The Indian in his Solitude by NC Wyeth - this is more like the kind of thing...
Since the invention of farming, modern life has become a state of siege, a small gang of family and allies against a mass of hostile strangers, an island of order surrounded by overwhelming forces of chaos - planning is essential, yet most plans will fail. The world is not an unconditionally nurturing parent but must be coerced into producing the necessities of life, survival is a hard bargain, failure an ever present threat. For the farmer, the natural world is neither unchangeable nor ‘giving’ - it is raw material for the production of food and other necessities and luxuries. Production entails prolonged, dull, repetitive tasks to force nature into new and different shapes.
The conditions of [the] archetypal farm are harsh. This is not Eden but the curse of exile: only by the sweat of his brow does the man provide food for his family. Not only the man, of course; the woman, too, must work all and every day. The children are the labourers who will ease the burden of the cursed land.
The same forest that is a nurturing parent for the hunter-gatherer, becomes for the farmer a perpetual threat of savage encroachment. The world consist of objects to be manipulated:
The trees are felled, their root are hauled from the ground, stones are picked from the earth, invading wild plants and shrubs are rooted out again and again.. the soil will grow grass and vegetables only if a great deal else is “kept under control”, which means excluded or destroyed. Not only rival plant life, but also wild creatures that harm seeds, seedlings, buds or fruits, or eat the domestic animals… Weeds and vermin. These are the agents of wild nature that have to be walled out, scared off or killed.

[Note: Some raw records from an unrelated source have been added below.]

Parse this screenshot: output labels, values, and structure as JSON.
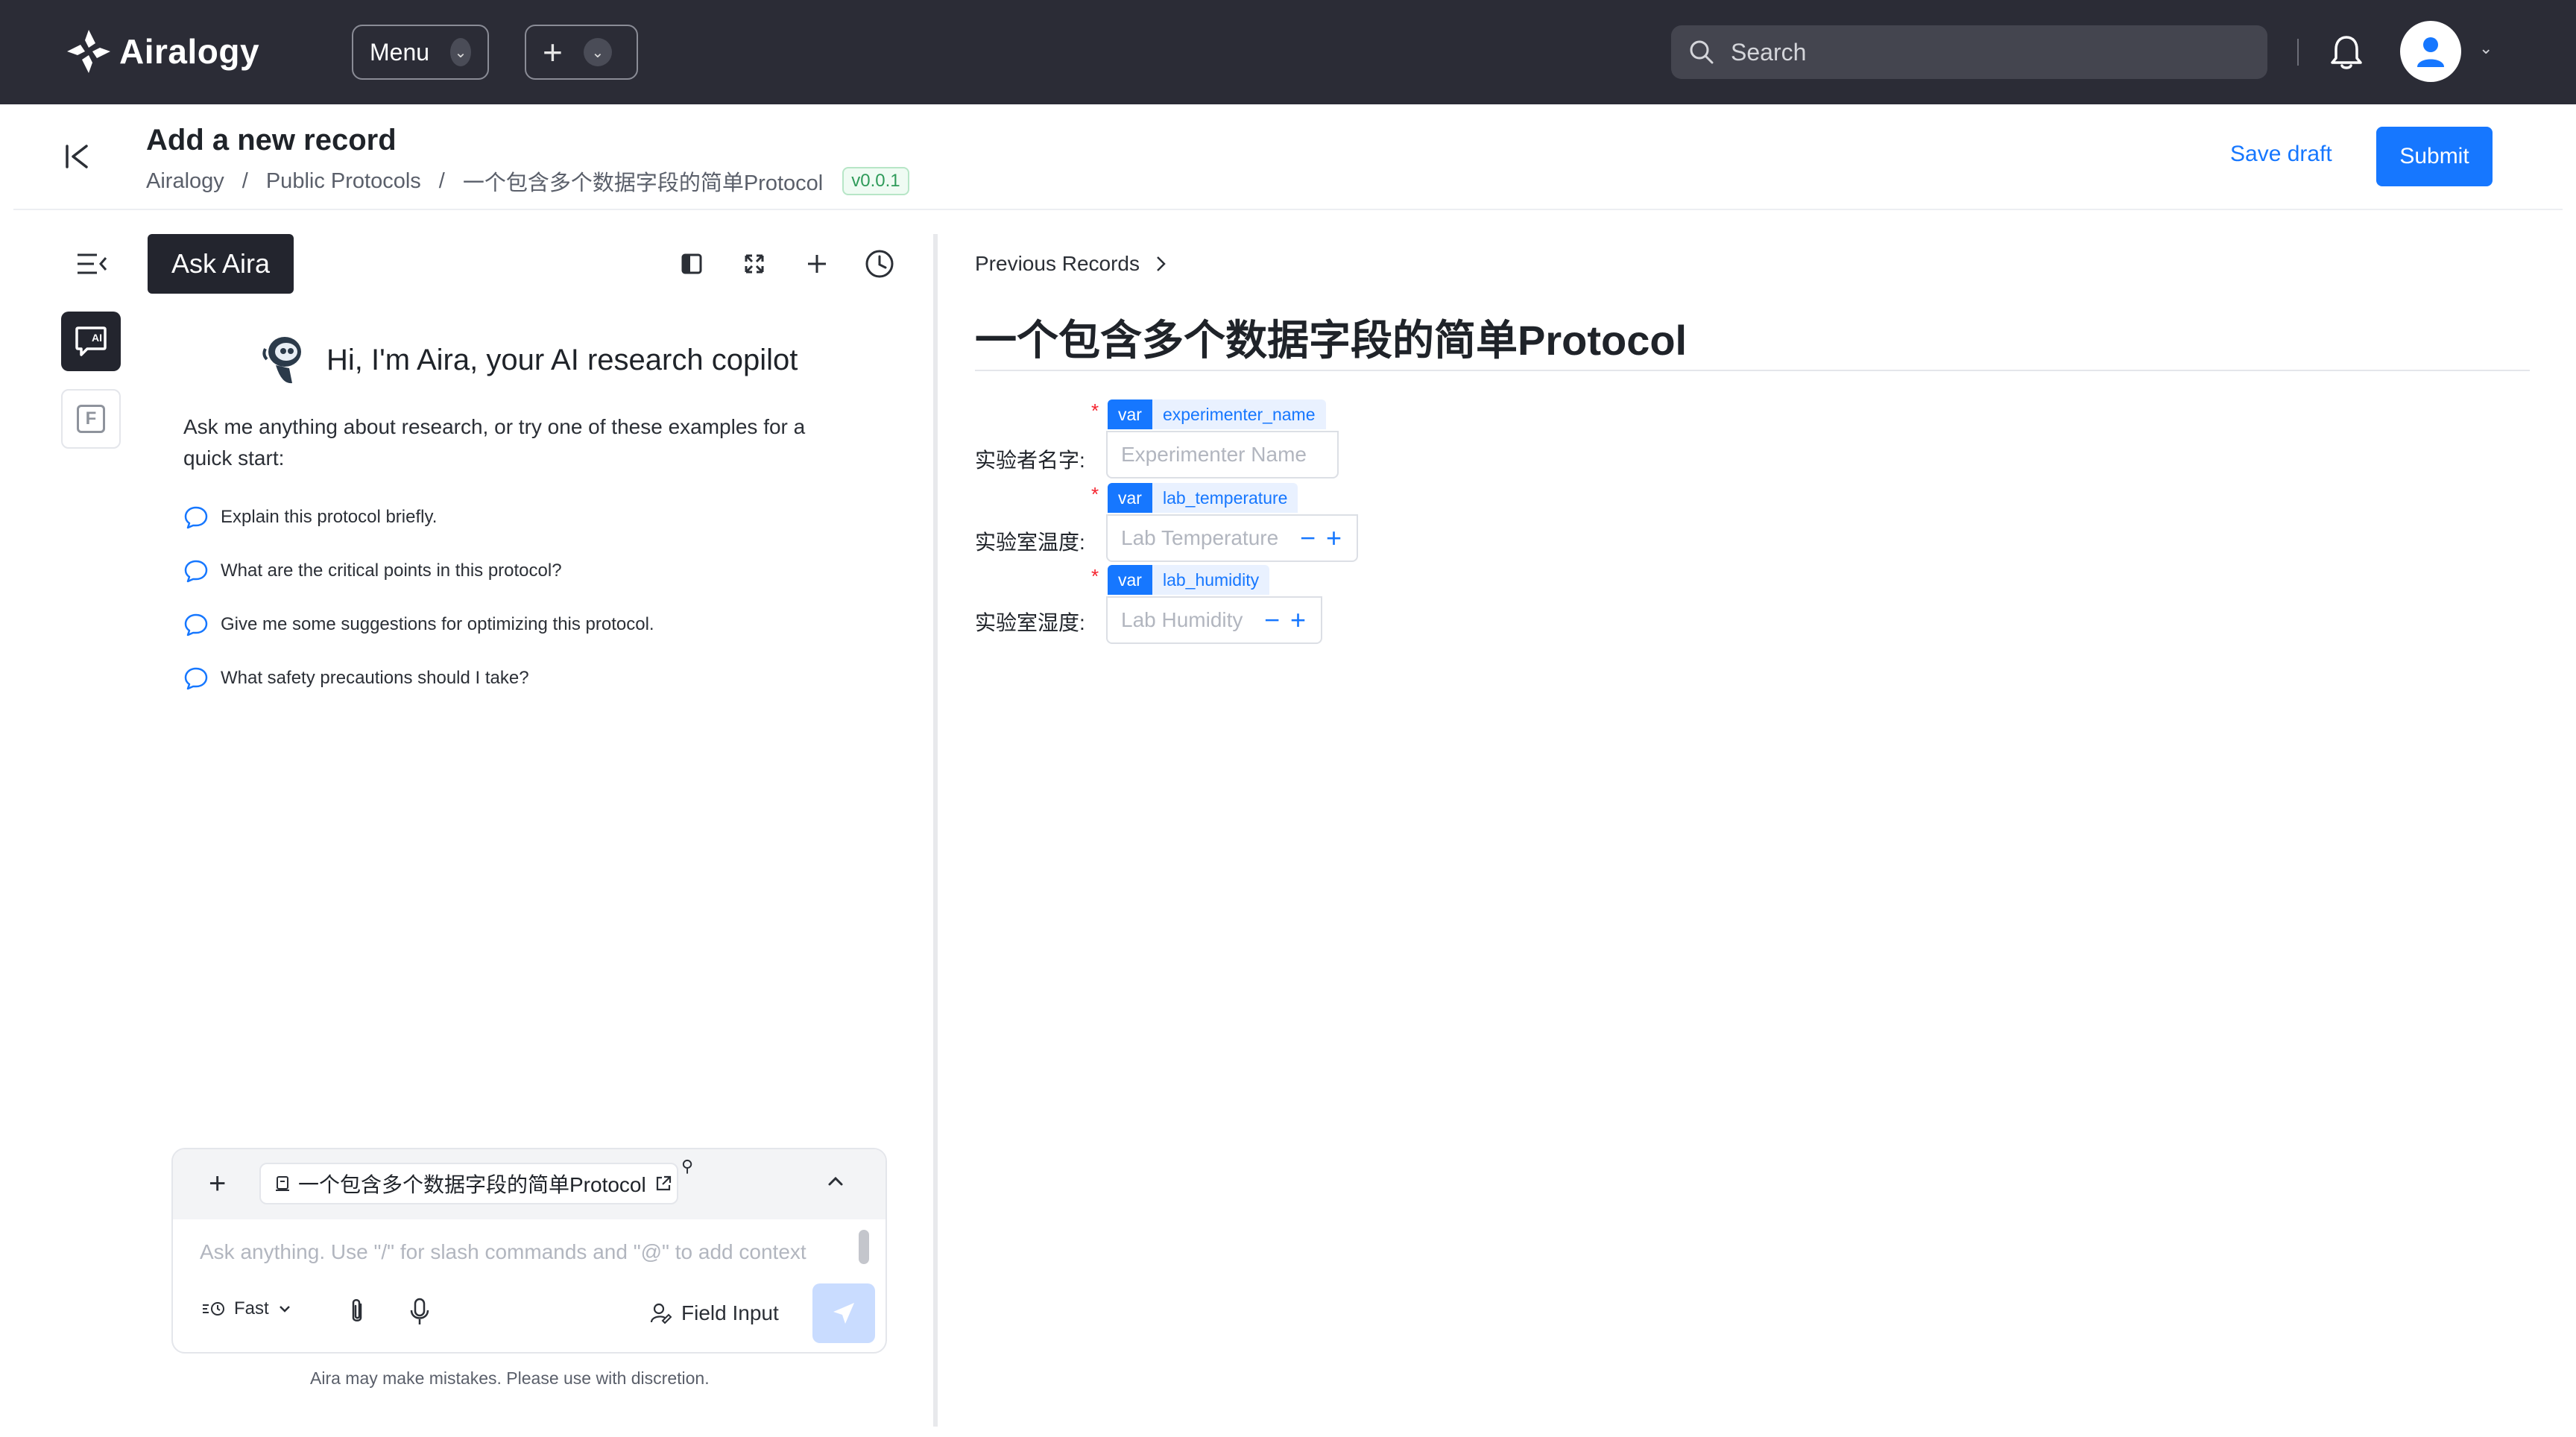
{
  "app": {
    "name": "Airalogy",
    "menu_label": "Menu",
    "search_placeholder": "Search"
  },
  "header": {
    "title": "Add a new record",
    "breadcrumb": [
      "Airalogy",
      "Public Protocols",
      "一个包含多个数据字段的简单Protocol"
    ],
    "breadcrumb_sep": "/",
    "version": "v0.0.1",
    "save_draft_label": "Save draft",
    "submit_label": "Submit"
  },
  "assistant": {
    "tab_label": "Ask Aira",
    "greeting": "Hi, I'm Aira, your AI research copilot",
    "intro": "Ask me anything about research, or try one of these examples for a quick start:",
    "suggestions": [
      "Explain this protocol briefly.",
      "What are the critical points in this protocol?",
      "Give me some suggestions for optimizing this protocol.",
      "What safety precautions should I take?"
    ],
    "context_chip": "一个包含多个数据字段的简单Protocol",
    "input_placeholder": "Ask anything. Use \"/\" for slash commands and \"@\" to add context",
    "mode_label": "Fast",
    "field_input_label": "Field Input",
    "disclaimer": "Aira may make mistakes. Please use with discretion."
  },
  "protocol": {
    "previous_records_label": "Previous Records",
    "title": "一个包含多个数据字段的简单Protocol",
    "fields": [
      {
        "label": "实验者名字:",
        "var_tag": "var",
        "var_name": "experimenter_name",
        "placeholder": "Experimenter Name",
        "required_mark": "*"
      },
      {
        "label": "实验室温度:",
        "var_tag": "var",
        "var_name": "lab_temperature",
        "placeholder": "Lab Temperature",
        "required_mark": "*"
      },
      {
        "label": "实验室湿度:",
        "var_tag": "var",
        "var_name": "lab_humidity",
        "placeholder": "Lab Humidity",
        "required_mark": "*"
      }
    ]
  },
  "colors": {
    "topbar_bg": "#2b2c36",
    "accent": "#1677ff",
    "required": "#f5222d",
    "version_green": "#2f9b5a"
  },
  "icons": [
    "airalogy-logo-icon",
    "chevron-down-icon",
    "plus-icon",
    "search-icon",
    "bell-icon",
    "user-avatar-icon",
    "collapse-left-icon",
    "sidebar-toggle-icon",
    "ai-chat-icon",
    "form-f-icon",
    "panel-layout-icon",
    "fullscreen-icon",
    "history-icon",
    "robot-icon",
    "chat-bubble-icon",
    "document-icon",
    "external-link-icon",
    "pin-icon",
    "chevron-up-icon",
    "speed-mode-icon",
    "paperclip-icon",
    "microphone-icon",
    "field-input-icon",
    "send-icon",
    "chevron-right-icon"
  ]
}
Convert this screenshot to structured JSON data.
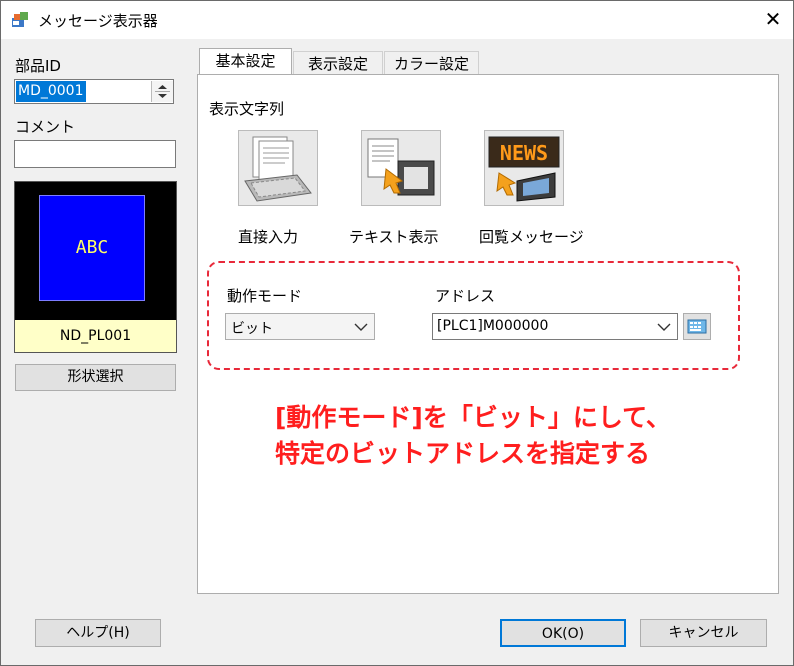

And ‘the farmer’ stands for the modern human condition - the life of modern man is ‘farming’ the whole world. The serious business of survival now depends absolutely on a shift to objectification, control, imposed order. Animism must be denigrated, written-over and suppressed.
The distinction between respect and control is of immense importance to an understanding of how agriculturalists approach hunter-gatherers. The skills of farmers are centred not on their inner relationship to the world but their ability to change it. Technical and intellectual systems are developed to achieve and maintain this as completely as possible. Farmers carry with them systems of control as well as crucial seeds and livestock. These systems constitute ways of thinking as well as bodies of information. .. the achievement of abstraction and the project of control are related.
...The above is from an article I wrote about 15 years ago (and before I was a Christian).
I still feel much the same! And in consequence, I regard the historical situation, language and symbolism as sub-optimal to the degree that it assumes an agricultural (or industrial) society. Agriculture is intrinsically a sub-optimal way of life...
I think we humans are 'meant' (by our natures) to live much less 'planned' lives than we do: less civilized and more natural; less institutional and more familial; less dependent on literacy and science and more spontaneously creative.
In sum, I believe that we are intended/ destined to return to living much more like hunter gatherers - but this time with a full awareness of our situation and from choice (rather than knowing nothing any different, or from necessity)... And if not in this world, then the next.